In December, I sat with a group of young African-American men in Charlottesville. All have jobs. Some have multiple degrees. Some are supporting young families. One has a masters from UVA. He is an accountant and, like the other men in the room, feels squeezed by the high price of living in Charlottesville. "I don't know how to get a $500,000 house. I don't know who those houses are for, but it isn't us. We need everyone to have the same opportunity. That means having more big business in Charlottesville. Small tech firms aren't doing it." 

His colleague works at UVA scheduling cancer patients. "There's no advancement here. You pick up a second job. You spend all that time working and you forget to live." He moved to Ruckersville to find affordable housing.

Another of the young men works at a wine distribution company. He has worked there for eight years. "I'm getting $18 an hour. There's no way to move up. I'm working two jobs. My fiancée is working two jobs. I can't afford anything. I had to move to Scottsville."

Another Charlottesville exile moved to Buckingham in order to afford housing. He has an hour commute to the children's doctor's office where he works.

Like many of their generation, they feel trapped by stagnant wages and high housing costs. All feel that race handicaps them even more. "We shouldn't have to keep climbing over these hurdles.  Just to be an equal citizen is twice as hard."

Let's work together to give Virginians a raise and promote racial justice. 

We talked about what happened on August 12th and what it means for racial justice in Charlottesville.  The notion that white supremacists are allowed to enter the city, heavily armed, makes everyone in the room laugh. "If we walked in with weapons, we would either have been shot or we would be in jail. How did they allow that to happen? It's a slap in the face." Their take on the statue of Robert E. Lee in Emancipation Park is instructive. "I've lived here for 20 years and that statue never bothered me. If you want to do something, tell the whole story. These people (the Nazis) made it a big deal. Trump has brought a lot of people out of their closets. These people came looking for war."

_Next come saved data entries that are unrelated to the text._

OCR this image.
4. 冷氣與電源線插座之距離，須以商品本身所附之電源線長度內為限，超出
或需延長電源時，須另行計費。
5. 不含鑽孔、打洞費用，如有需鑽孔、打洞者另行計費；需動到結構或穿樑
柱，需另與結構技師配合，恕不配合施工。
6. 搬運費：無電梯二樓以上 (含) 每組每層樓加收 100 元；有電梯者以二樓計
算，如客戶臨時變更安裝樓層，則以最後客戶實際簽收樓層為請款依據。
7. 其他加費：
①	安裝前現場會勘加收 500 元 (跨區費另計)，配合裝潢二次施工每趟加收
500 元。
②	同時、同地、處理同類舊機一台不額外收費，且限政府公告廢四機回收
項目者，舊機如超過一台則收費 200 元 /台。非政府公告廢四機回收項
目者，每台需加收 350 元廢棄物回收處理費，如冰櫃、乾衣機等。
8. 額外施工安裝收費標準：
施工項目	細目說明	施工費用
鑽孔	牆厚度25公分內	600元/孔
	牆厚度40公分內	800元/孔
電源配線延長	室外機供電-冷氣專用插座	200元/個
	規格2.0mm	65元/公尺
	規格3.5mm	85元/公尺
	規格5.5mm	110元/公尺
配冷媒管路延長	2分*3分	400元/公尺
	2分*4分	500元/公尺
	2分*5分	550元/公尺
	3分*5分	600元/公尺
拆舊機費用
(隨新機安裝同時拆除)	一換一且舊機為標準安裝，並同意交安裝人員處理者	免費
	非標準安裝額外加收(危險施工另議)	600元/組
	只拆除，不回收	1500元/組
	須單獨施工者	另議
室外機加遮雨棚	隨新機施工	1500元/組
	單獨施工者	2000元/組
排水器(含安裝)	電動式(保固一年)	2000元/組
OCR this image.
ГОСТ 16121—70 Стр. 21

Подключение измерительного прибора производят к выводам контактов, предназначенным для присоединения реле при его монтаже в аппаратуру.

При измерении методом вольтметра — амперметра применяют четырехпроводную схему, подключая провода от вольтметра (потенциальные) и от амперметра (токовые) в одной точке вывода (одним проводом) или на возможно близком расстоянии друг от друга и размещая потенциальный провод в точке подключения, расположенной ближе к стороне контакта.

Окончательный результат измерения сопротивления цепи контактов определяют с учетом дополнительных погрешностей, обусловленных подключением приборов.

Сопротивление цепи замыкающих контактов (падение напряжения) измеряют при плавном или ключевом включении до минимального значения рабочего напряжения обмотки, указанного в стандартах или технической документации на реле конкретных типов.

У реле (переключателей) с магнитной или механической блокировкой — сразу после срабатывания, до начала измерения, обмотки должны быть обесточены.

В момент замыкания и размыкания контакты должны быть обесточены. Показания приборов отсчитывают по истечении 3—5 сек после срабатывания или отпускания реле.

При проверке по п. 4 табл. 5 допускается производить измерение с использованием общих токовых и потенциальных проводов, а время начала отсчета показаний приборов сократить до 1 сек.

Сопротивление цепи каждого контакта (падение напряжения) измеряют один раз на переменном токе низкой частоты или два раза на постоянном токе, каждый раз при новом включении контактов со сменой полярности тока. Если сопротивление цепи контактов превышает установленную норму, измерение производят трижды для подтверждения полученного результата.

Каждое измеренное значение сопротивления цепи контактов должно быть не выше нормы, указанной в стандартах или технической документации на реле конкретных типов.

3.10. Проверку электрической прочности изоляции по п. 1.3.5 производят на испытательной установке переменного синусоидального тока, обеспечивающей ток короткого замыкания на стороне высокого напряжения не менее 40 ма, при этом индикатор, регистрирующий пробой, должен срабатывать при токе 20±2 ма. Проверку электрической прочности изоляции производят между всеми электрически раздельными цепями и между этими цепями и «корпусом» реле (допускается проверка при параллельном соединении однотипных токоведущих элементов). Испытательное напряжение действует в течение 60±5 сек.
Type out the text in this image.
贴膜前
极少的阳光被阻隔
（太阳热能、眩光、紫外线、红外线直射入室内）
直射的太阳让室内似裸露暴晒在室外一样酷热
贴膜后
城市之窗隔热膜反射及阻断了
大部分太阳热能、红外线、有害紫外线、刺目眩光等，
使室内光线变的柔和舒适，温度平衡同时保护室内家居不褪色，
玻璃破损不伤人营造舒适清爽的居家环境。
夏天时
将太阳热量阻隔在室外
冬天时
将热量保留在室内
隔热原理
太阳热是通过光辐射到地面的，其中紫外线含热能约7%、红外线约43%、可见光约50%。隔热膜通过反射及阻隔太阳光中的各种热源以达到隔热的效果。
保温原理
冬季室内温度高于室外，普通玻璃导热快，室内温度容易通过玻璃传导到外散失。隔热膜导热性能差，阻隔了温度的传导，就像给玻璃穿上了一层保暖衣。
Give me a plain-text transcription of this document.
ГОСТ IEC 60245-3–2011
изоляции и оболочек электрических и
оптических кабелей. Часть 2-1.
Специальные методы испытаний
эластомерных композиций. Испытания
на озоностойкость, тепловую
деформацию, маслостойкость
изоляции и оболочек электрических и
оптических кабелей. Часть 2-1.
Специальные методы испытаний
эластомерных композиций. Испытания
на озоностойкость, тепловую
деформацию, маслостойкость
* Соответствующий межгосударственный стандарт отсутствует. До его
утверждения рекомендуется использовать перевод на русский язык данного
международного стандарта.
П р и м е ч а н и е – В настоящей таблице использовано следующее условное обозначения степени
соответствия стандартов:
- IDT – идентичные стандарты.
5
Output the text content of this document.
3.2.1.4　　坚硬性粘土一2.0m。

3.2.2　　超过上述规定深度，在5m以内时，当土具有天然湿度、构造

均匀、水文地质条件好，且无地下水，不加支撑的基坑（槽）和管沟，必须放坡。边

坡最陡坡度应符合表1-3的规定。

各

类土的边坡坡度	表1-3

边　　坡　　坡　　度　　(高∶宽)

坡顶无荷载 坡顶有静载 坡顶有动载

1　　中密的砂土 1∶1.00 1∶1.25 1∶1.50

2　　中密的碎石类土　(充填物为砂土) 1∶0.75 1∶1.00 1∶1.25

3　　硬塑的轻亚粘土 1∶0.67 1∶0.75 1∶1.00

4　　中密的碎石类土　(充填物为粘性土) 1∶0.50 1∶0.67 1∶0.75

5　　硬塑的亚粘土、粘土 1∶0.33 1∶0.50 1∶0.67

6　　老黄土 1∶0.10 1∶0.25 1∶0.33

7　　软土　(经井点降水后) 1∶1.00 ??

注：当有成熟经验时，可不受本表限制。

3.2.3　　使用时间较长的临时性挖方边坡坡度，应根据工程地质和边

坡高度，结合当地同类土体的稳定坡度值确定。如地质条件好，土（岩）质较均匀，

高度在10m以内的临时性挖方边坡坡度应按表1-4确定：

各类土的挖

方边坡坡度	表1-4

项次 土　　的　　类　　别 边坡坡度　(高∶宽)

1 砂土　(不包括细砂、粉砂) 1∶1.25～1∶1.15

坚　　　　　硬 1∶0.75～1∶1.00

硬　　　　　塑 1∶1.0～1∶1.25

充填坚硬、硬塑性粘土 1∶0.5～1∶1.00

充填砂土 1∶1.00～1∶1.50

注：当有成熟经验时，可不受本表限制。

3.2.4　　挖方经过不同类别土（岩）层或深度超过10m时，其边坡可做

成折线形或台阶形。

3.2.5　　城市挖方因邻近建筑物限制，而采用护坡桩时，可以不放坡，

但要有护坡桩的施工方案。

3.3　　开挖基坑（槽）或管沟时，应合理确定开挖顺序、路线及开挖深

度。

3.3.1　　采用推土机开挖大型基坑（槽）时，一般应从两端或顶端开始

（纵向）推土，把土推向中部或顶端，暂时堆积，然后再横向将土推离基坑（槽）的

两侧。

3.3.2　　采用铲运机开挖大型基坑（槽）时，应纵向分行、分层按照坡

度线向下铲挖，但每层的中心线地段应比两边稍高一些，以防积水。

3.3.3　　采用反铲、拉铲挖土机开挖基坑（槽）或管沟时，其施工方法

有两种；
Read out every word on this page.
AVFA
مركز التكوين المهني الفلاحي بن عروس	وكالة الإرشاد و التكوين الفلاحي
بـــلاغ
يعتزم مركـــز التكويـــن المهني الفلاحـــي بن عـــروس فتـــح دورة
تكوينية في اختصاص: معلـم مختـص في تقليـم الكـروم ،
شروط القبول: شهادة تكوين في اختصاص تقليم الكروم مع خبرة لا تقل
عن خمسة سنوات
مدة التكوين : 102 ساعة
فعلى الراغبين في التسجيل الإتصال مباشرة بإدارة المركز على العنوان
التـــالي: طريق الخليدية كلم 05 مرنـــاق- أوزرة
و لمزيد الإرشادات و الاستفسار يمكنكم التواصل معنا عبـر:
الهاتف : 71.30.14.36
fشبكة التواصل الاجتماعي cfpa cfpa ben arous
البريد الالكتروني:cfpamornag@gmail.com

Just outside Charlottesville, I visited the Horn family goat farm and cheese-making operation on Red Hill Road. The creamery will be up and running in February. There will be fifty milkers in the herd. To guard the goats, they have a Turkish Akbash, a gregarious dog called Zena. They are about to give Zena a friend, a Karakachan, named after Balkan nomadic shepherds, another breed that is excellent with goats. The creamery has a solar roof which will take care of electricity for the barn and the dairy and will pay for itself in five years. "Cheese made by hand, powered by the sun," one of the cheese makers smiles. 

The elegant milking machine comes from Fisher and Thompson in Cumberland. The solar panels are from Sun Tribe Solar in Charlottesville.  The family is purchasing pigs to dispose of the whey. In the Charlottesville region, there are three goat cheese operations. "One has four guys versus the four ladies here." Small, specialty farms are multiplying and the Horns are in the forefront of the movement. They will sell to local restaurants and markets. "We want to be a stop on the Monticello wine tour." The tour is run by their friend Andrea Saathoff who owns Albemarle Limousine and Travel Service, a certified Woman Owned Business serving guests who don't want to drink and drive.

The cheese makers in the district cooperate rather than compete. "We have a tribe," say the Horns. "Cheese, like wine, has a terroir." Every farm with its different soil and micro climate will produce a different taste.